Read the original article by John Siciliano at washingtonexaminer.com here.
The House GOP unveiled a legislative package on Thursday that would enact major reforms to the Endangered Species Act, eliminating “frivolous” lawsuits over species protections while streamlining the permit process for developers and energy companies.
The reform package, called the “Endangered Species Act Modernization Package,” included nine bills meant to reform the 1973 law to focus on “recovery” of threatened and endangered species, rather than keeping species listed indefinitely.
Natural Resources Committee Chairman Rob Bishop, R-Utah, said the Endangered Species Act, if it were a Major League Baseball player, would have a batting average below .100. “That means the Endangered Species Act is the most inept program we have in the federal government,” he explained.
“It’s a wonderful goal, but it doesn’t have an idea of what its goals actually are, or when its going to be met, or when it can actually be successful, which is why the Endangered Species Act has to be reformed if its going to do anything for the species,” Bishop said at a press conference to unveil the plan.
He emphasized that “rehabilitating” species, not keeping protections indefinitely, or even making the species worse off, should be the goal of the program, which has the poorest record in Washington.
Lawmakers at the press event explained that Thursday’s release of the reform package was meant to initiate a bicameral process, with the Senate promising to develop its own Endangered Species Act reform plan if the House moved first.
Sen. John Barrasso, R-Wyo., the chairman of the Environment and Public Works Committee, released draft legislation on July 2 that looks to give states more influence over the endangered species process. Barrasso will hold a hearing on modernizing the Endangered Species Act on July 17, focused on the discussion draft.
Lawmakers who unveiled the package in the House said they will also be encouraging more co-sponsors to sign onto their legislative package.
One of the bills, the List Act, gives the Fish and Wildlife Service the ability to delist species, removing them from the list of endangered or threatened species, if wrongfully listed, while minimizing lawsuits over decisions to take species off the protected list. It also gives the Fish and Wildlife Service the ability to delist species if the the population has recovered.
Rep. Greg Gianforte, R-Mont., said the Endangered Species Act is “a little like the Hotel California. You check in, but you don’t check out,” referencing lyrics from the 1976 hit song by the pop rock group The Eagles. He remarked that the “good news” in his state is that the grizzly bear has recovered. The bad news is it happened 15 years ago, underscoring the need for Washington to focus on recovery and removing species from the list once the population is deemed rehabilitated.

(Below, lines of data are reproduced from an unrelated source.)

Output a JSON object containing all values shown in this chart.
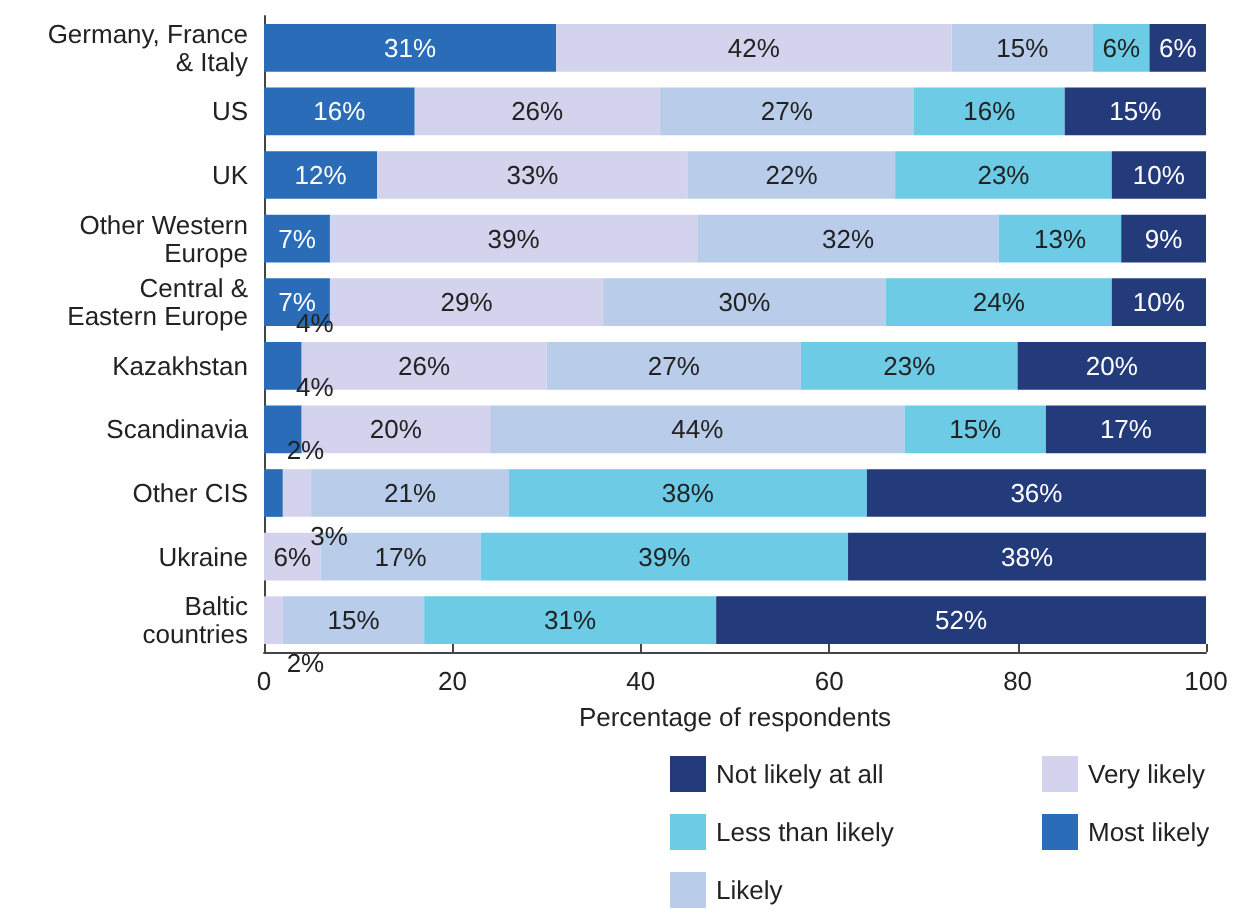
{
  "chart_data": {
    "type": "bar",
    "orientation": "horizontal",
    "stacked": true,
    "xlabel": "Percentage of respondents",
    "categories": [
      "Germany, France\n& Italy",
      "US",
      "UK",
      "Other Western\nEurope",
      "Central &\nEastern Europe",
      "Kazakhstan",
      "Scandinavia",
      "Other CIS",
      "Ukraine",
      "Baltic\ncountries"
    ],
    "series": [
      {
        "name": "Most likely",
        "color": "#2a6cb7",
        "values": [
          31,
          16,
          12,
          7,
          7,
          4,
          4,
          2,
          0,
          0
        ],
        "value_labels": [
          "31%",
          "16%",
          "12%",
          "7%",
          "7%",
          "4%",
          "4%",
          "2%",
          null,
          null
        ]
      },
      {
        "name": "Very likely",
        "color": "#d3d3ee",
        "values": [
          42,
          26,
          33,
          39,
          29,
          26,
          20,
          3,
          6,
          2
        ],
        "value_labels": [
          "42%",
          "26%",
          "33%",
          "39%",
          "29%",
          "26%",
          "20%",
          "3%",
          "6%",
          "2%"
        ]
      },
      {
        "name": "Likely",
        "color": "#b9cdea",
        "values": [
          15,
          27,
          22,
          32,
          30,
          27,
          44,
          21,
          17,
          15
        ],
        "value_labels": [
          "15%",
          "27%",
          "22%",
          "32%",
          "30%",
          "27%",
          "44%",
          "21%",
          "17%",
          "15%"
        ]
      },
      {
        "name": "Less than likely",
        "color": "#6dcbe6",
        "values": [
          6,
          16,
          23,
          13,
          24,
          23,
          15,
          38,
          39,
          31
        ],
        "value_labels": [
          "6%",
          "16%",
          "23%",
          "13%",
          "24%",
          "23%",
          "15%",
          "38%",
          "39%",
          "31%"
        ]
      },
      {
        "name": "Not likely at all",
        "color": "#233a7b",
        "values": [
          6,
          15,
          10,
          9,
          10,
          20,
          17,
          36,
          38,
          52
        ],
        "value_labels": [
          "6%",
          "15%",
          "10%",
          "9%",
          "10%",
          "20%",
          "17%",
          "36%",
          "38%",
          "52%"
        ]
      }
    ],
    "xlim": [
      0,
      100
    ],
    "xticks": [
      0,
      20,
      40,
      60,
      80,
      100
    ],
    "grid": false,
    "legend": "bottom right"
  }
}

He criticized environmental groups for holding back the process of recovery through “frivolous lawsuits.”
The package also includes the Petitions Act, which would prevent another tactic of environmental groups to keep species listed for longer, through the Fish and Wildlife Service endangered species petition process. It is an “abuse” of the system, which creates “frivolous petitions” to gum up the works, said lawmakers supporting the bill.
Conservation groups and Democrats pushed back against the package.
“House Republicans, including Rep. Rob Bishop, have had their sights set on killing the Endangered Species Act from day one of this Congress,” said Jamie Rappaport Clark, president and CEO of Defenders of Wildlife. “Today’s extinction package of anti-wildlife legislation just shows how out of touch these politicians are with an overwhelming majority of Americans who want to save grizzly bears, manatees, wolves and other endangered wildlife.”
Rep. Raul Grijalva of Arizona, the top Democrat on the Natural Resources Committee, blasted the package, calling it a scam.
“Republicans in Congress are scamming the public as a favor for their corporate supporters, not making serious policy, and there’s no reason it should advance any further,” Grijalva said in a statement.
“They don’t seem to care how many endangered species have to die for them to build one more mine, dig one more oil well or install one more pipeline,” Grijalva said. “They have sacrificed every other value we hold dear in the pursuit of a quick buck, and they’re doing a poor job of hiding it.”